Bu konuda asıl bizim şikâyetimiz bulunmaktadır. Bilhassa son on yıl içerisinde Atatürksüz bir Çanakkale Savaşı, Atatürk’ün olmadığı bir Kurtuluş Savaşı oluşturmak çabası vardır. Milli ve kültürel değerlerimiz sürekli zayıflatılmaktadır. Türk Milletinin milli varlığına yönelik olarak sürdürülen ve konusu ağır suç teşkil edecek kadar önemli bu çabaları üzüntüyle izliyoruz.

İNGİLİZ BELGELERİ NE KADAR GERÇEK

En çok tezviratı yapılan konulardan biriside İngiliz belgelerinin halkın bilgisine açılmadığı yolundadır. Bu öylesine işlenmiştir ki bu memleketin aldatılmış evlatları bir takım bilgilerin gizli İngiliz belgelerinin ortaya çıkması ile aydınlığa kavuşacağını zannetmektedir.

Kurtuluş Savaşı hakkında yazılmış ilk Türk eserlerinde, 1960’lı yıllara kadar pek az İngiliz belgesine rastlanır, çünkü İngiliz arşivlerinin büyük bölümü, araştırmacılara kapalıydı. Bu yüzden, resmi tarihler ve pek çok özel kitap, İngiliz belgeleri bilinmeden yazılmıştı.
Arşivlerin elli yıllık kapalılık süresi, genel bir kural olarak, hemen hemen her ülkede uygulana gelmektedir. Bu genel kuraldan ilk ayrılan ülke İngiltere oldu. İngiliz devlet arşivlerinin kapalılık süresi elli yıldan otuz yıla indirilmiştir.

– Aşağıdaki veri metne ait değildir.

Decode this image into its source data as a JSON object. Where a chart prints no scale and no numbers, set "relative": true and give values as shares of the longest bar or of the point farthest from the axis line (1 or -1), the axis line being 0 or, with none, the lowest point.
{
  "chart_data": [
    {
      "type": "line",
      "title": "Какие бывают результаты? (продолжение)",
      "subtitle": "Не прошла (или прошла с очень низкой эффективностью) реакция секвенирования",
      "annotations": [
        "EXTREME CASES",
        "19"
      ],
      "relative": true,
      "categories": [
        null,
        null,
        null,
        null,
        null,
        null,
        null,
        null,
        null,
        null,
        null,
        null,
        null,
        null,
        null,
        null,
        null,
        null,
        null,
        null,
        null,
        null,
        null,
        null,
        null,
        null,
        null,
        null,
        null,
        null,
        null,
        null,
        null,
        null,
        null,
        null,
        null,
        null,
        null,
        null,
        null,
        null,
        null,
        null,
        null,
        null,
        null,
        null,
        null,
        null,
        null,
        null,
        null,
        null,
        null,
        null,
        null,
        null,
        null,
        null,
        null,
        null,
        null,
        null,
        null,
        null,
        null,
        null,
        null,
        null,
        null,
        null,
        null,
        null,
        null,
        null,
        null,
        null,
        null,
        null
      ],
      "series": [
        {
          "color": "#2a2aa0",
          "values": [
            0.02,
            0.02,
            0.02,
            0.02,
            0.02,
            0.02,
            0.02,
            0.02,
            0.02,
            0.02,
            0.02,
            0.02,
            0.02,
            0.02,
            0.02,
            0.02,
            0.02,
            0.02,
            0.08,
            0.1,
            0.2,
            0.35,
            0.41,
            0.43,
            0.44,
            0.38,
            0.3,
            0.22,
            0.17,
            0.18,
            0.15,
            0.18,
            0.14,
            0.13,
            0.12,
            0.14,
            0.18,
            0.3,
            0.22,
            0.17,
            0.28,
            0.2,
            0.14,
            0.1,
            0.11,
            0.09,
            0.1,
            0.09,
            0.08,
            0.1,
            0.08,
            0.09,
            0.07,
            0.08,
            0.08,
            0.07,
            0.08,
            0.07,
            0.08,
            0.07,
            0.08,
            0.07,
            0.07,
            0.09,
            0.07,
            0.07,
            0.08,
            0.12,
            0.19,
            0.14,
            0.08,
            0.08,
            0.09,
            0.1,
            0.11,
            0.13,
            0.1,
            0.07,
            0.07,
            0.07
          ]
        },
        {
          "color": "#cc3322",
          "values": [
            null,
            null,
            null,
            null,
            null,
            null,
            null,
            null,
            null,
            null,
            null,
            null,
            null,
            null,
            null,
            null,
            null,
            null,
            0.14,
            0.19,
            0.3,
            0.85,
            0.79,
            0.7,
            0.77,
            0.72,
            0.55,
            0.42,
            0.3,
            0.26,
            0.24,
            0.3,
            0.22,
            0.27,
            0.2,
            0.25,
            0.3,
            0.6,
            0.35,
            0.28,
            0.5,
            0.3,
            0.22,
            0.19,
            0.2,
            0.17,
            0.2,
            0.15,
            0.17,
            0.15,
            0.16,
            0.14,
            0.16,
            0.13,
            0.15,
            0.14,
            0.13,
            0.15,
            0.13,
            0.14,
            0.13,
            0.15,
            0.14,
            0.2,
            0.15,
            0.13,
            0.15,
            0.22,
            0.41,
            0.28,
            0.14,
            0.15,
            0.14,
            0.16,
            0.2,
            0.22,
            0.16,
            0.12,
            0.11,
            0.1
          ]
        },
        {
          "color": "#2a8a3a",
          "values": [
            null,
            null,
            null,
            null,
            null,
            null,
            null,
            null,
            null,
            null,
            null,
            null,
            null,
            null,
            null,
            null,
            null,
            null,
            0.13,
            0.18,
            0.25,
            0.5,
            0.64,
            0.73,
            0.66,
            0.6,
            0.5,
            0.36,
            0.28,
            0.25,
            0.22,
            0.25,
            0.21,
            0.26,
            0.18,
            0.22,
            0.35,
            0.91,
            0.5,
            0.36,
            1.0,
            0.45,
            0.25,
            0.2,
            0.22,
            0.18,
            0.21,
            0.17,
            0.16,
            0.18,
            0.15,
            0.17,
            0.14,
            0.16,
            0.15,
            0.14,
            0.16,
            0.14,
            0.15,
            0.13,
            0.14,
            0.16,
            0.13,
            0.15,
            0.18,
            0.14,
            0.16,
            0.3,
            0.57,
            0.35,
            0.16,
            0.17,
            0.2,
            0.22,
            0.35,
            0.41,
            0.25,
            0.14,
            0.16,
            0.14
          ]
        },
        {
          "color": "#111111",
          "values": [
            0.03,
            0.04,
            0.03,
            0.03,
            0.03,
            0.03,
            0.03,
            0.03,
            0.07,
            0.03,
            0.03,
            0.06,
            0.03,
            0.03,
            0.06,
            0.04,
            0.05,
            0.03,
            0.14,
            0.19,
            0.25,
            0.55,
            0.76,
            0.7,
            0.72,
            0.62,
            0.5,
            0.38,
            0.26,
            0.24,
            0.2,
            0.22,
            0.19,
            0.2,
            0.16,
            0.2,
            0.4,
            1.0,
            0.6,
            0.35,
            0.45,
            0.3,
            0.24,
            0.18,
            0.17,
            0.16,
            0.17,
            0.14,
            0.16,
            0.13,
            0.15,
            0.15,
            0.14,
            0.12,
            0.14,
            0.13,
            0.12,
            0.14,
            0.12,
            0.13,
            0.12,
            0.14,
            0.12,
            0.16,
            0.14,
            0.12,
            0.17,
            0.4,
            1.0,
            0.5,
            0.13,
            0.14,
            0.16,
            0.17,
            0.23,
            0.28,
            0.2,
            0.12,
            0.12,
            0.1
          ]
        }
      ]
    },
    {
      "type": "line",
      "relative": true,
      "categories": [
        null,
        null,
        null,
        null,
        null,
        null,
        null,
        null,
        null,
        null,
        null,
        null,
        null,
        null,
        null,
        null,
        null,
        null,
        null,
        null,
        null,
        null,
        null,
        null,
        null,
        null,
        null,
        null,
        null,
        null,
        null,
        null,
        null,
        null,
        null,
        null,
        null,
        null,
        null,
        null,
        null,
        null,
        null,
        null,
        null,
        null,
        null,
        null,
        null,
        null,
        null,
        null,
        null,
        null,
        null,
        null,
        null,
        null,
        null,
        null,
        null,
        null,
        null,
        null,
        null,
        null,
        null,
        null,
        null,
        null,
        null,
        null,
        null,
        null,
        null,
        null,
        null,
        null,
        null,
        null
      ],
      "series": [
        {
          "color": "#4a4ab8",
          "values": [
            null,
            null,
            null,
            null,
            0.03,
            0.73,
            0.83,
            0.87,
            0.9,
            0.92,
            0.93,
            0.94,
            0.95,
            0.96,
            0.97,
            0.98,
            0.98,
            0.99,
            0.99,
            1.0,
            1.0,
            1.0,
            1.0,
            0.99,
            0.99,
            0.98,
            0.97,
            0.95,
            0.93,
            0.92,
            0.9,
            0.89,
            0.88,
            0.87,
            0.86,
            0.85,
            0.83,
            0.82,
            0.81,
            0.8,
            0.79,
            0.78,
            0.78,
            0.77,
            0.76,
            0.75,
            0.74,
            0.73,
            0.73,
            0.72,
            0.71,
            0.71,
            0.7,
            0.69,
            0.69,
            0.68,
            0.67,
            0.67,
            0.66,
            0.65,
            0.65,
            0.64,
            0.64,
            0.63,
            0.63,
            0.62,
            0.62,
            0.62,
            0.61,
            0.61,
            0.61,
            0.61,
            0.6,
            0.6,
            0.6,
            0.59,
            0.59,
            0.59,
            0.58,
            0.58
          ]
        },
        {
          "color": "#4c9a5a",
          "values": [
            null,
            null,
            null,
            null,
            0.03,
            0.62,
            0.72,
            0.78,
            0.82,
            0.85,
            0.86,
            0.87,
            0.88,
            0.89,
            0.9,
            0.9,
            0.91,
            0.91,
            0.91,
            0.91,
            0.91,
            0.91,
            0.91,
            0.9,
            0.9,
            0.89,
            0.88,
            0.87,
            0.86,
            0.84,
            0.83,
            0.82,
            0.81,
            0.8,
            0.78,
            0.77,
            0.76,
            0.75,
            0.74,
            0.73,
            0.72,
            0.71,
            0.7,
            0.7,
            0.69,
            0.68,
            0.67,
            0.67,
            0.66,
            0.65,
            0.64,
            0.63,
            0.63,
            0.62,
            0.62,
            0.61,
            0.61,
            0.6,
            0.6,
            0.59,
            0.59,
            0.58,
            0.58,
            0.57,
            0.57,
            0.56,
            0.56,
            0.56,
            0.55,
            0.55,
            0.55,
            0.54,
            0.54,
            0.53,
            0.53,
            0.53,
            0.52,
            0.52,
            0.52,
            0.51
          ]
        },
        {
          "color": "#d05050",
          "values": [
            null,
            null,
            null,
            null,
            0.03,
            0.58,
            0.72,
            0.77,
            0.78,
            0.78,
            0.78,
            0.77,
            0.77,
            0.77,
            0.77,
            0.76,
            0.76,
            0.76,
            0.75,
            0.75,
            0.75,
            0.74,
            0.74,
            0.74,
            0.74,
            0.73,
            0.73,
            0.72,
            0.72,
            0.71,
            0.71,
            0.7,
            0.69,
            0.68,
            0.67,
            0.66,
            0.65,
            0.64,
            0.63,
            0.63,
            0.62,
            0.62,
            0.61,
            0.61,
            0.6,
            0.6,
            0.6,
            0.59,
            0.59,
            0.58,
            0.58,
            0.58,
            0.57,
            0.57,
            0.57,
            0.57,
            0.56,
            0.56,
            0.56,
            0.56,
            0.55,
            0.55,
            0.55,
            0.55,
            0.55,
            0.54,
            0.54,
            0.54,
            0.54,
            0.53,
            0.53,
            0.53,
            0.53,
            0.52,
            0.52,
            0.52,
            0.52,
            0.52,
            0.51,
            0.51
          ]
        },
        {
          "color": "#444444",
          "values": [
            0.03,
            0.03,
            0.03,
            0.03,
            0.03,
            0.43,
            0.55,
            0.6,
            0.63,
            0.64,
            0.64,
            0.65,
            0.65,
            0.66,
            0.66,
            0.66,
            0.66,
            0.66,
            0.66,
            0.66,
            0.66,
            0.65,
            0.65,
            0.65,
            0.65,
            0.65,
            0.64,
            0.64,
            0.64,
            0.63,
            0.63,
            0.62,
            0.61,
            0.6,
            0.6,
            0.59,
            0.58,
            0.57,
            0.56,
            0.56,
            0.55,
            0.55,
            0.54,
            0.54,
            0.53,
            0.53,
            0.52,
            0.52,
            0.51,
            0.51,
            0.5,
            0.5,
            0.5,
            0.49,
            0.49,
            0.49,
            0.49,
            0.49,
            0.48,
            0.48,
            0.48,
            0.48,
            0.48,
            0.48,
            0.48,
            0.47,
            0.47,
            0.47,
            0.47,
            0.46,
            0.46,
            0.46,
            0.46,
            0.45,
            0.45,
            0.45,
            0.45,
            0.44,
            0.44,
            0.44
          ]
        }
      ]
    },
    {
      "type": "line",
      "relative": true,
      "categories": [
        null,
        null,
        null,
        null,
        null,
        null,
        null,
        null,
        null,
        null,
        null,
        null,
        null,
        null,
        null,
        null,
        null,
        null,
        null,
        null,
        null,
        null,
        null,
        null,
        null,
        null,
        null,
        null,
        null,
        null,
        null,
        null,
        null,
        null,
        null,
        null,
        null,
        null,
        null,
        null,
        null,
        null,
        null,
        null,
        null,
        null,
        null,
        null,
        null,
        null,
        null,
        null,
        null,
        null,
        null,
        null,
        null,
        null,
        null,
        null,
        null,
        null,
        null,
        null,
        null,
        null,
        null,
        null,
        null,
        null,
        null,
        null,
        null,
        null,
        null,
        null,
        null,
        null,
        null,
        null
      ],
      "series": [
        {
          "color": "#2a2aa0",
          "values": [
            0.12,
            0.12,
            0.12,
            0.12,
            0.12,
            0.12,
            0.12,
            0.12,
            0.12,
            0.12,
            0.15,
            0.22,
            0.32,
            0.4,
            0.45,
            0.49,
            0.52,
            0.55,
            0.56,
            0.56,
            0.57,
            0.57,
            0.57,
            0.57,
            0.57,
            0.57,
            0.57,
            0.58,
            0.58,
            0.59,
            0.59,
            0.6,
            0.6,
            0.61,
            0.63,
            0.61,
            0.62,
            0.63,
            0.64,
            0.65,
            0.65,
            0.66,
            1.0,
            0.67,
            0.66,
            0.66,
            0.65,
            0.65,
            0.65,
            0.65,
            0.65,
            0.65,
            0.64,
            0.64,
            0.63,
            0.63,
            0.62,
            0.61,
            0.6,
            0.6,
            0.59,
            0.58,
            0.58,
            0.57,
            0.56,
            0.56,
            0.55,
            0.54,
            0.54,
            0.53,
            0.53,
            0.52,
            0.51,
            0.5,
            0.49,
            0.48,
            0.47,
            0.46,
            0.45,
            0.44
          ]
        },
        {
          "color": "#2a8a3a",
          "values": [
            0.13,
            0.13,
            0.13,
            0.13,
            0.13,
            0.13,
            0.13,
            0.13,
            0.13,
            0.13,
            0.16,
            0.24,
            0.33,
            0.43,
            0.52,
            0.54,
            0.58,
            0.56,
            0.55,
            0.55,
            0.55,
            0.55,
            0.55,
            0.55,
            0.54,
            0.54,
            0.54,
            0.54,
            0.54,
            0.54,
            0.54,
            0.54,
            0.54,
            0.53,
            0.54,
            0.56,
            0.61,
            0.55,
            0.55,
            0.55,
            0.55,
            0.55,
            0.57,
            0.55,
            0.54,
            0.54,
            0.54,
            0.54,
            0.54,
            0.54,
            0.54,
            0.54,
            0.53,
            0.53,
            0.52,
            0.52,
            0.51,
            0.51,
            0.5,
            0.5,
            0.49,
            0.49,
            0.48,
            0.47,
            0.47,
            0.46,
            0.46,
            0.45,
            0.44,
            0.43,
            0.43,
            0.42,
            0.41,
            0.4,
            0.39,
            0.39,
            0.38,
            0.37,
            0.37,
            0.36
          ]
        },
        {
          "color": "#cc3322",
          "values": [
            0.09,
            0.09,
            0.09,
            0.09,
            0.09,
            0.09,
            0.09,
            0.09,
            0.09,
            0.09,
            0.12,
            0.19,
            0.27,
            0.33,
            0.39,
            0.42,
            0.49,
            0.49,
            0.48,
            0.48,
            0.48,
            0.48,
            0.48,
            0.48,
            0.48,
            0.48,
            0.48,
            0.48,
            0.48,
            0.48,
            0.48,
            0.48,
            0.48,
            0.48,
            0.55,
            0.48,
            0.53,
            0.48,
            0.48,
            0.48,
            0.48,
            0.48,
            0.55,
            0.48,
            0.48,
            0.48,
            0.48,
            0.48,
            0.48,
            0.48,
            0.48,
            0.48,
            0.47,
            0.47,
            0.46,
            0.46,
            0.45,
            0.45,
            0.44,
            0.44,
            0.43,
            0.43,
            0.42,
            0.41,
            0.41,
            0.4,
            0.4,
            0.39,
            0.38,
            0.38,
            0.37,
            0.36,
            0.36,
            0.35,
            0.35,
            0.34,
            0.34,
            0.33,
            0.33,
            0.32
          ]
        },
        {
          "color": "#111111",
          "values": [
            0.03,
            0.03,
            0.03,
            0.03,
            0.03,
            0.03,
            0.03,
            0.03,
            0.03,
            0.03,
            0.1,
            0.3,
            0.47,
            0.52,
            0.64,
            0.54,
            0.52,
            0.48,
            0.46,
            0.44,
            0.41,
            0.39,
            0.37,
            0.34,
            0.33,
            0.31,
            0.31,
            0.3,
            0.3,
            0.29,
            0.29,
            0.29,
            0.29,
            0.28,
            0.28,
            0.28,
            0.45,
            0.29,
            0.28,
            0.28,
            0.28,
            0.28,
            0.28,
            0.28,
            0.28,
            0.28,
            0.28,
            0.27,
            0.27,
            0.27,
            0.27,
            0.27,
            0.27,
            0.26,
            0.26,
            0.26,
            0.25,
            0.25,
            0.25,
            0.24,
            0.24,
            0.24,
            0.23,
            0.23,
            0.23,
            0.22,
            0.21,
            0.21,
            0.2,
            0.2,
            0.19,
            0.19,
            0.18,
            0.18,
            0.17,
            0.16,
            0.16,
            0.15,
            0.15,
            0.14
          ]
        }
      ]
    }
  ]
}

Kurtuluş savaşı tarihimizden 1944 yılından sonra daha çok bahsedilmesinin sebebi İngilizlerin bu yıldan sonra gizli belge ve bilgileri yıl sırasına göre bölüm bölüm halka açmasından kaynaklanmıştır. 1960 yılına gelindiğinde 1939 yılına kadar olan kısım tamamıyla araştırmacılar açılmıştır.
İngiltere bir yandan arşivlerini araştırıcılara açarken, öte yandan sistematik belge yayınla¬rını da sürdürmektedir… 1919-1923 yılları Türkiye’si üzerine yayımlanan İngiliz belgeleri birkaç ciltte toplanmıştı. Oysa aynı dönemde Türkiye ile ilgili İngiliz Dışişleri Bakanlığı arşivinin yalnız bir dizisinde 723 cilt belge bulunmaktaydı.


İşte 1966 ile 1974 yılları arasında bu dönemle ilgili daha fazla kitap yazılmasının sebebi araştırmacıların beklenti içerisinde oldukları tarihin Hem İngiliz arşivlerinden hem de Türk arşivlerinden bütün çıplaklığıyla ortaya çıkmasıdır. Celal Bayar “Bende yazdım” isimli anılarında ilk seride açıklanan İngiliz belgelerine geniş şekilde yer vermiş hatıralarını teyit edecek belgeler koymuştur. Bu tarihten sonra bir çok araştırmacı yazar İngiliz belgelerini inceleyerek kitaplar yazdılar. İngiliz Parlamento tutanaklarından tutunda telgraf metinlerine hatta gizli servis bilgilerine kadar bütün belgeler Türk kamuoyuna aktarıldı. Bilal N.Şimşir İngiliz Belgelerine dayanarak kitaplar yazdı. Doğan Avcıoğlu 4 Ciltlik “Milli Kurtuluş tarihi” adlı eserinde İngiliz belgelerinden faydalandı. Sina Akşin, Mim Kemal Öke ve birçok yazar eserlerinde bu belgelerden istifade etti.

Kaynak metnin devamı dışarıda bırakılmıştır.